Africa ExPress
7 giugno 2024
Berna sta tentando di rimandare a casa i richiedenti asilo eritrei le cui domande di asilo sono state rigettate. Provengono dalla peggiore dittatura africana (e forse del pianeta) , governata dal 1991 con pugno di ferro da Isaias Aferworki. Le Nazioni Unite hanno riconosciuto l’Eritrea come Stato indipendente nel 1993 dopo il referendum al quale ha partecipato il 99 per cento della popolazione.
Ora anche questi richiedenti asilo sono vittime di una politica sempre più restrittiva in materia di rifugiati, volta a rallentare il flusso migratorio verso la Confederazione elvetica.
In assenza di un accordo di riammissione tra Berna e Asmara, gli eritrei respinti dovrebbero poter essere rimandati in patria attraverso Paesi terzi. L’ex colonia italiana “accoglie” i connazionali solo in caso di rimpatrio volontario. Il parlamento elvetico ha dunque incaricato il Consiglio federale di adoperarsi per raggiungere quanto prima un accordo di transito con un’altra nazione.
Ma, secondo un deputato svizzero ben informato sul dossier Eritrea, la richiesta inoltrata al Consiglio federale è inutile: “Finché il governo di Asmara non riprenderà i propri cittadini, è inutile concludere accordi con Paesi terzi. Ci costerebbe solo denaro, sia per quanto riguarda il trattato con il governo dello Stato di transito, sia per il trasporto andata e ritorno. Se l’Eritrea dovesse infine rifiutarsi di riprendere i propri cittadini da una terza nazione, saremmo costretti a pagare anche il loro volo di ritorno in Svizzera”.
Secondo quanto riportato dalla NZZ (Neue Zuercher Zeitung, autorevole quotidiano svizzero in lingua tedesca), sarebbero 278 gli eritrei che potrebbero essere colpiti dal draconiano provvedimento, qualora Berna dovesse raggiungere un accordo con uno o più Paesi terzi.
Ovviamente nessuno degli eritrei respinti è disposto a tornare volontariamente in patria, anche se, vista la loro situazione attuale, non hanno nessuna prospettiva per una vita migliore in Svizzera.
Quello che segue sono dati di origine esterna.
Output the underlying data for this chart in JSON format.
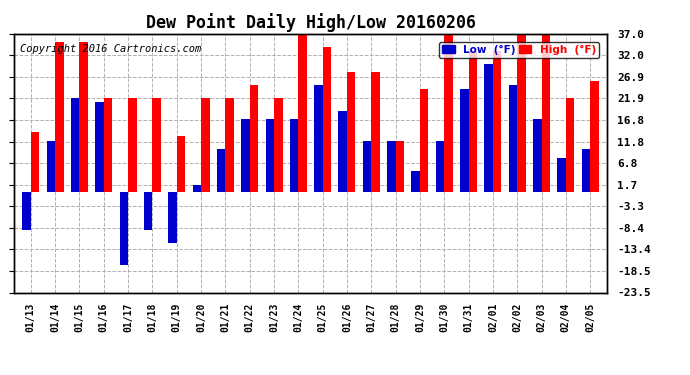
{
  "title": "Dew Point Daily High/Low 20160206",
  "copyright": "Copyright 2016 Cartronics.com",
  "dates": [
    "01/13",
    "01/14",
    "01/15",
    "01/16",
    "01/17",
    "01/18",
    "01/19",
    "01/20",
    "01/21",
    "01/22",
    "01/23",
    "01/24",
    "01/25",
    "01/26",
    "01/27",
    "01/28",
    "01/29",
    "01/30",
    "01/31",
    "02/01",
    "02/02",
    "02/03",
    "02/04",
    "02/05"
  ],
  "high": [
    14.0,
    35.0,
    35.0,
    22.0,
    22.0,
    22.0,
    13.0,
    22.0,
    22.0,
    25.0,
    22.0,
    37.0,
    34.0,
    28.0,
    28.0,
    12.0,
    24.0,
    37.0,
    33.0,
    33.0,
    37.0,
    37.0,
    22.0,
    26.0
  ],
  "low": [
    -9.0,
    12.0,
    22.0,
    21.0,
    -17.0,
    -9.0,
    -12.0,
    1.7,
    10.0,
    17.0,
    17.0,
    17.0,
    25.0,
    19.0,
    12.0,
    12.0,
    5.0,
    12.0,
    24.0,
    30.0,
    25.0,
    17.0,
    8.0,
    10.0
  ],
  "ylim": [
    -23.5,
    37.0
  ],
  "yticks": [
    37.0,
    32.0,
    26.9,
    21.9,
    16.8,
    11.8,
    6.8,
    1.7,
    -3.3,
    -8.4,
    -13.4,
    -18.5,
    -23.5
  ],
  "bar_width": 0.35,
  "high_color": "#ff0000",
  "low_color": "#0000cc",
  "bg_color": "#ffffff",
  "grid_color": "#b0b0b0",
  "title_fontsize": 12,
  "copyright_fontsize": 7.5,
  "legend_low_label": "Low  (°F)",
  "legend_high_label": "High  (°F)"
}
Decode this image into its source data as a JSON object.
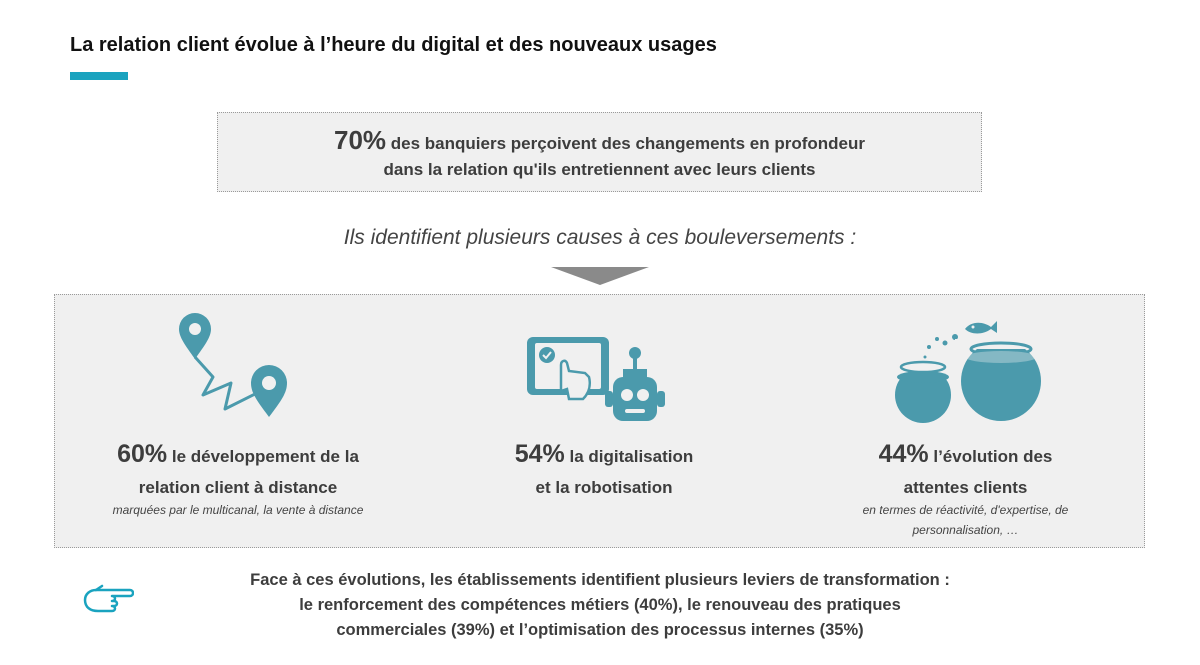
{
  "title": "La relation client évolue à l’heure du digital et des nouveaux usages",
  "colors": {
    "accent": "#1aa3bf",
    "icon": "#4b9aac",
    "box_bg": "#f0f0f0",
    "arrow": "#8a8a8a"
  },
  "highlight": {
    "percent": "70%",
    "line1": " des banquiers perçoivent des changements en profondeur",
    "line2": "dans la relation qu'ils entretiennent avec leurs clients"
  },
  "causes_heading": "Ils identifient plusieurs causes à ces bouleversements :",
  "causes": [
    {
      "icon": "map-route-icon",
      "percent": "60%",
      "label_a": " le développement de la",
      "label_b": "relation client à distance",
      "note_a": "marquées par le multicanal, la vente à distance",
      "note_b": ""
    },
    {
      "icon": "tablet-robot-icon",
      "percent": "54%",
      "label_a": " la digitalisation",
      "label_b": "et la robotisation",
      "note_a": "",
      "note_b": ""
    },
    {
      "icon": "fishbowl-icon",
      "percent": "44%",
      "label_a": " l’évolution des",
      "label_b": "attentes clients",
      "note_a": "en termes de réactivité, d'expertise, de",
      "note_b": "personnalisation, …"
    }
  ],
  "footer": {
    "icon": "pointing-hand-icon",
    "line1": "Face à ces évolutions, les établissements identifient plusieurs leviers de transformation :",
    "line2": "le renforcement des compétences métiers (40%), le renouveau des pratiques",
    "line3": "commerciales (39%) et l’optimisation des processus internes (35%)"
  }
}
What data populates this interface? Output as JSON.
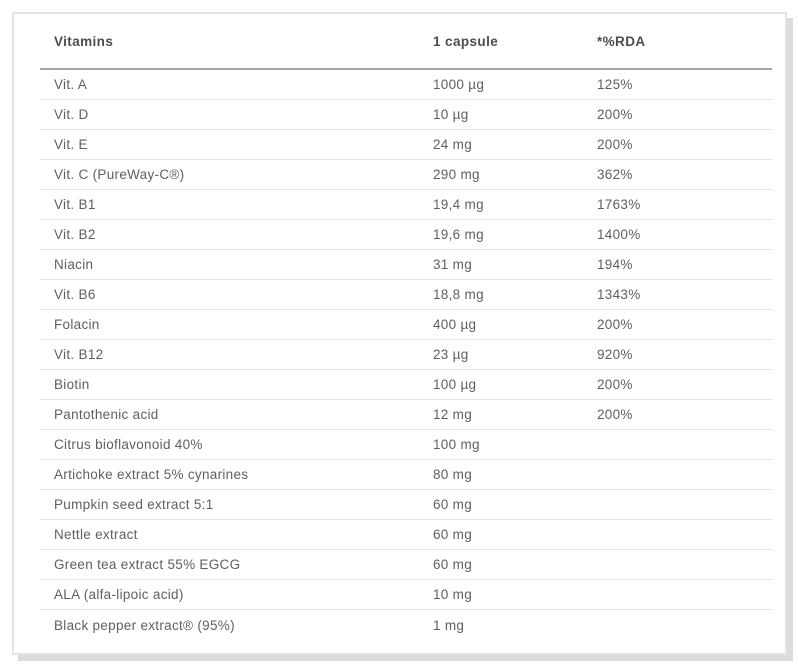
{
  "table": {
    "columns": [
      {
        "key": "name",
        "label": "Vitamins"
      },
      {
        "key": "amount",
        "label": "1 capsule"
      },
      {
        "key": "rda",
        "label": "*%RDA"
      }
    ],
    "rows": [
      {
        "name": "Vit. A",
        "amount": "1000 µg",
        "rda": "125%"
      },
      {
        "name": "Vit. D",
        "amount": "10 µg",
        "rda": "200%"
      },
      {
        "name": "Vit. E",
        "amount": "24 mg",
        "rda": "200%"
      },
      {
        "name": "Vit. C (PureWay-C®)",
        "amount": "290 mg",
        "rda": "362%"
      },
      {
        "name": "Vit. B1",
        "amount": "19,4 mg",
        "rda": "1763%"
      },
      {
        "name": "Vit. B2",
        "amount": "19,6 mg",
        "rda": "1400%"
      },
      {
        "name": "Niacin",
        "amount": "31 mg",
        "rda": "194%"
      },
      {
        "name": "Vit. B6",
        "amount": "18,8 mg",
        "rda": "1343%"
      },
      {
        "name": "Folacin",
        "amount": "400 µg",
        "rda": "200%"
      },
      {
        "name": "Vit. B12",
        "amount": "23 µg",
        "rda": "920%"
      },
      {
        "name": "Biotin",
        "amount": "100 µg",
        "rda": "200%"
      },
      {
        "name": "Pantothenic acid",
        "amount": "12 mg",
        "rda": "200%"
      },
      {
        "name": "Citrus bioflavonoid 40%",
        "amount": "100 mg",
        "rda": ""
      },
      {
        "name": "Artichoke extract 5% cynarines",
        "amount": "80 mg",
        "rda": ""
      },
      {
        "name": "Pumpkin seed extract 5:1",
        "amount": "60 mg",
        "rda": ""
      },
      {
        "name": "Nettle extract",
        "amount": "60 mg",
        "rda": ""
      },
      {
        "name": "Green tea extract 55% EGCG",
        "amount": "60 mg",
        "rda": ""
      },
      {
        "name": "ALA (alfa-lipoic acid)",
        "amount": "10 mg",
        "rda": ""
      },
      {
        "name": "Black pepper extract® (95%)",
        "amount": "1 mg",
        "rda": ""
      }
    ]
  },
  "colors": {
    "card_border": "#e4e4e4",
    "card_shadow": "#dcdcdc",
    "header_rule": "#a7a7a7",
    "row_rule": "#e4e4e4",
    "header_text": "#4c4d51",
    "row_text": "#5e5f63",
    "background": "#ffffff"
  }
}
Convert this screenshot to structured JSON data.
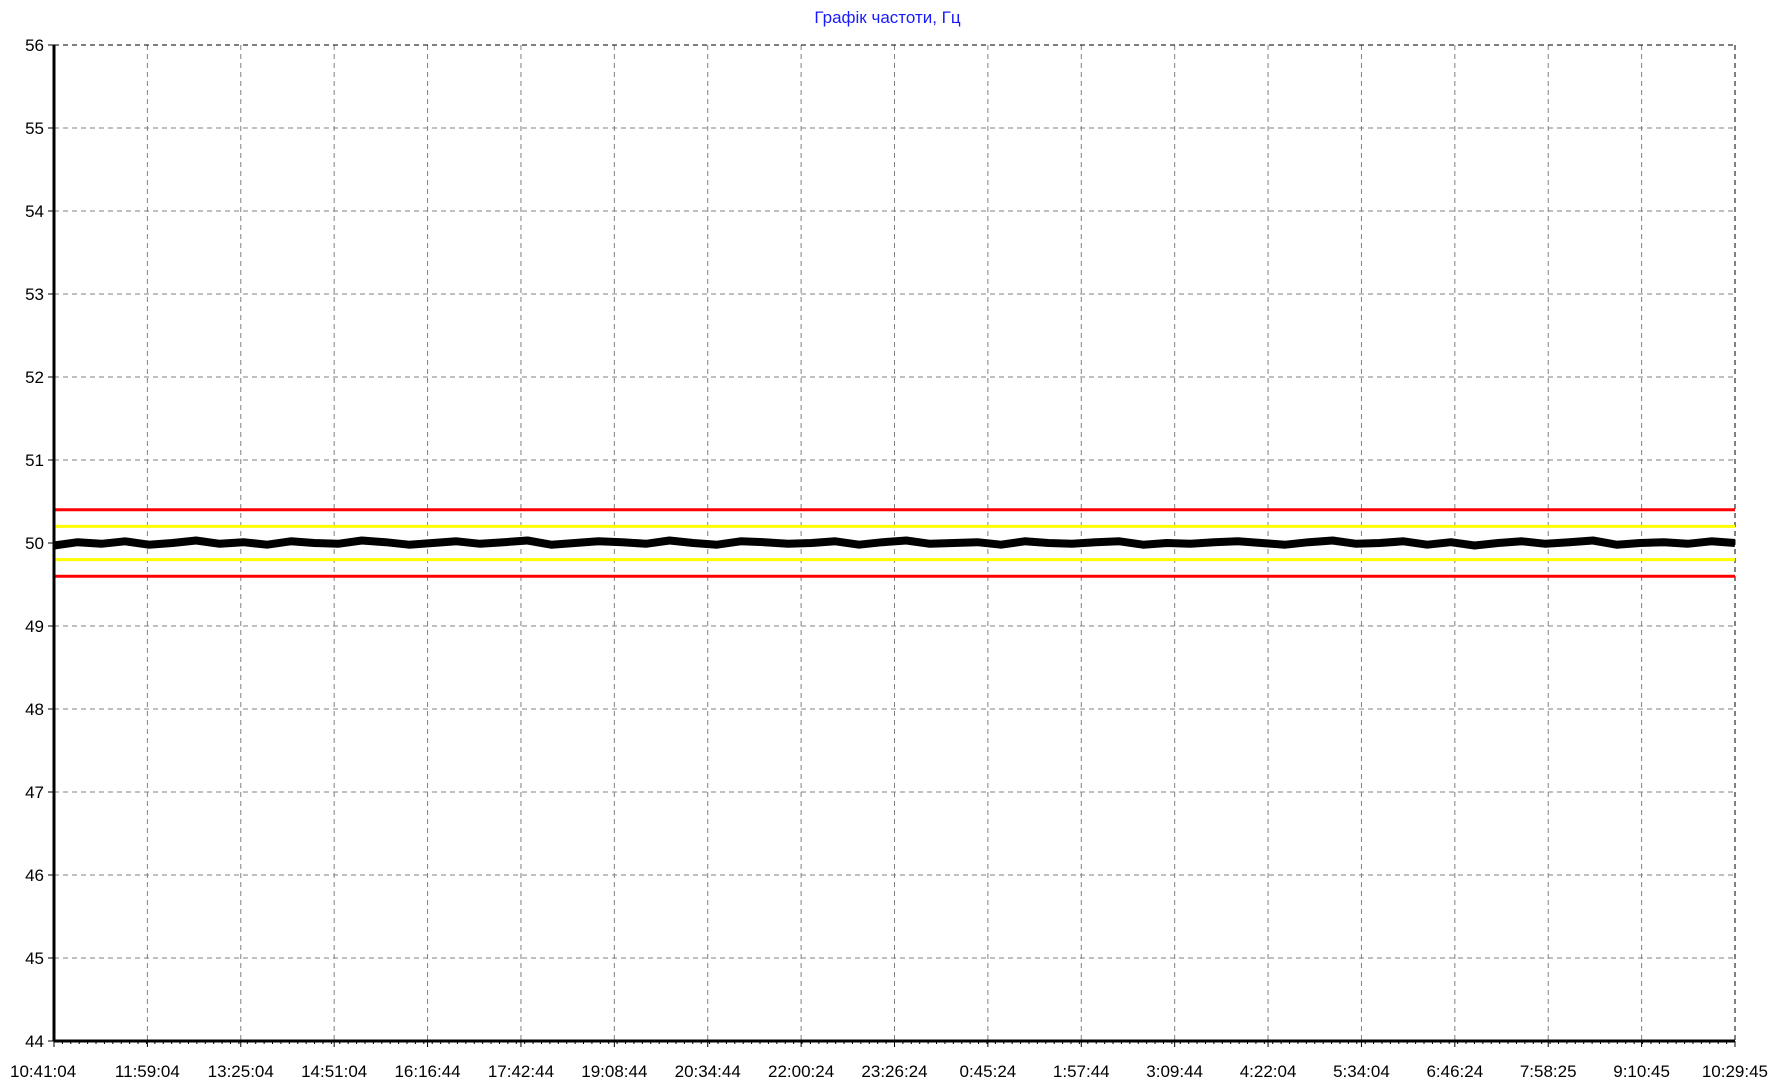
{
  "chart_data": {
    "type": "line",
    "title": "Графік частоти, Гц",
    "xlabel": "",
    "ylabel": "",
    "x_tick_labels": [
      "10:41:04",
      "11:59:04",
      "13:25:04",
      "14:51:04",
      "16:16:44",
      "17:42:44",
      "19:08:44",
      "20:34:44",
      "22:00:24",
      "23:26:24",
      "0:45:24",
      "1:57:44",
      "3:09:44",
      "4:22:04",
      "5:34:04",
      "6:46:24",
      "7:58:25",
      "9:10:45",
      "10:29:45"
    ],
    "y_ticks": [
      44,
      45,
      46,
      47,
      48,
      49,
      50,
      51,
      52,
      53,
      54,
      55,
      56
    ],
    "ylim": [
      44,
      56
    ],
    "grid": true,
    "series": [
      {
        "color": "#000000",
        "values": [
          49.97,
          50.01,
          49.99,
          50.02,
          49.98,
          50.0,
          50.03,
          49.99,
          50.01,
          49.98,
          50.02,
          50.0,
          49.99,
          50.03,
          50.01,
          49.98,
          50.0,
          50.02,
          49.99,
          50.01,
          50.03,
          49.98,
          50.0,
          50.02,
          50.01,
          49.99,
          50.03,
          50.0,
          49.98,
          50.02,
          50.01,
          49.99,
          50.0,
          50.02,
          49.98,
          50.01,
          50.03,
          49.99,
          50.0,
          50.01,
          49.98,
          50.02,
          50.0,
          49.99,
          50.01,
          50.02,
          49.98,
          50.0,
          49.99,
          50.01,
          50.02,
          50.0,
          49.98,
          50.01,
          50.03,
          49.99,
          50.0,
          50.02,
          49.98,
          50.01,
          49.97,
          50.0,
          50.02,
          49.99,
          50.01,
          50.03,
          49.98,
          50.0,
          50.01,
          49.99,
          50.02,
          50.0
        ]
      }
    ],
    "limit_lines": [
      {
        "value": 50.4,
        "color": "#ff0000"
      },
      {
        "value": 50.2,
        "color": "#ffff00"
      },
      {
        "value": 49.8,
        "color": "#ffff00"
      },
      {
        "value": 49.6,
        "color": "#ff0000"
      }
    ]
  }
}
Intere famiglie vivono da anni in spazi ristretti nei centri di rimpatrio, nell’impossibilità di lavorare; devono accontentarsi di pochi spiccioli che il governo mette loro a disposizione.
Durante la crisi migratoria del 2015, l’allora Consigliere federale Simonetta Sommaruga, aveva dichiarato che nessun rifugiato eritreo sarebbe stato respinto. Tuttavia, la pressione politica interna è diventata troppo forte, portando, nel giugno 2016, a un cambiamento di rotta da parte della Segreteria di Stato per la Migrazione. Da quel momento in poi, anche gli eritrei hanno visto sempre più spesso respinte le richieste di asilo.
La maggior parte dei giovani è scappata a causa del servizio militare/civile “perpetuo”. Lo ha sottolineato anche Mohamed Abdelsalam Babiker, relatore speciale per i Diritti umani delle Nazioni Unite per l’Eritrea. “La situazione dei diritti umani nel Paese rimane drammatica. Gravi violazioni, tra questi l’uso diffuso di detenzioni arbitrarie anche in isolamento, sparizioni forzate, persistono senza sosta. Le autorità hanno continuato ad applicare un sistema di servizio nazionale a tempo indeterminato che equivale ai lavori forzati, collegato a tortura e a trattamenti inumani o degradanti”.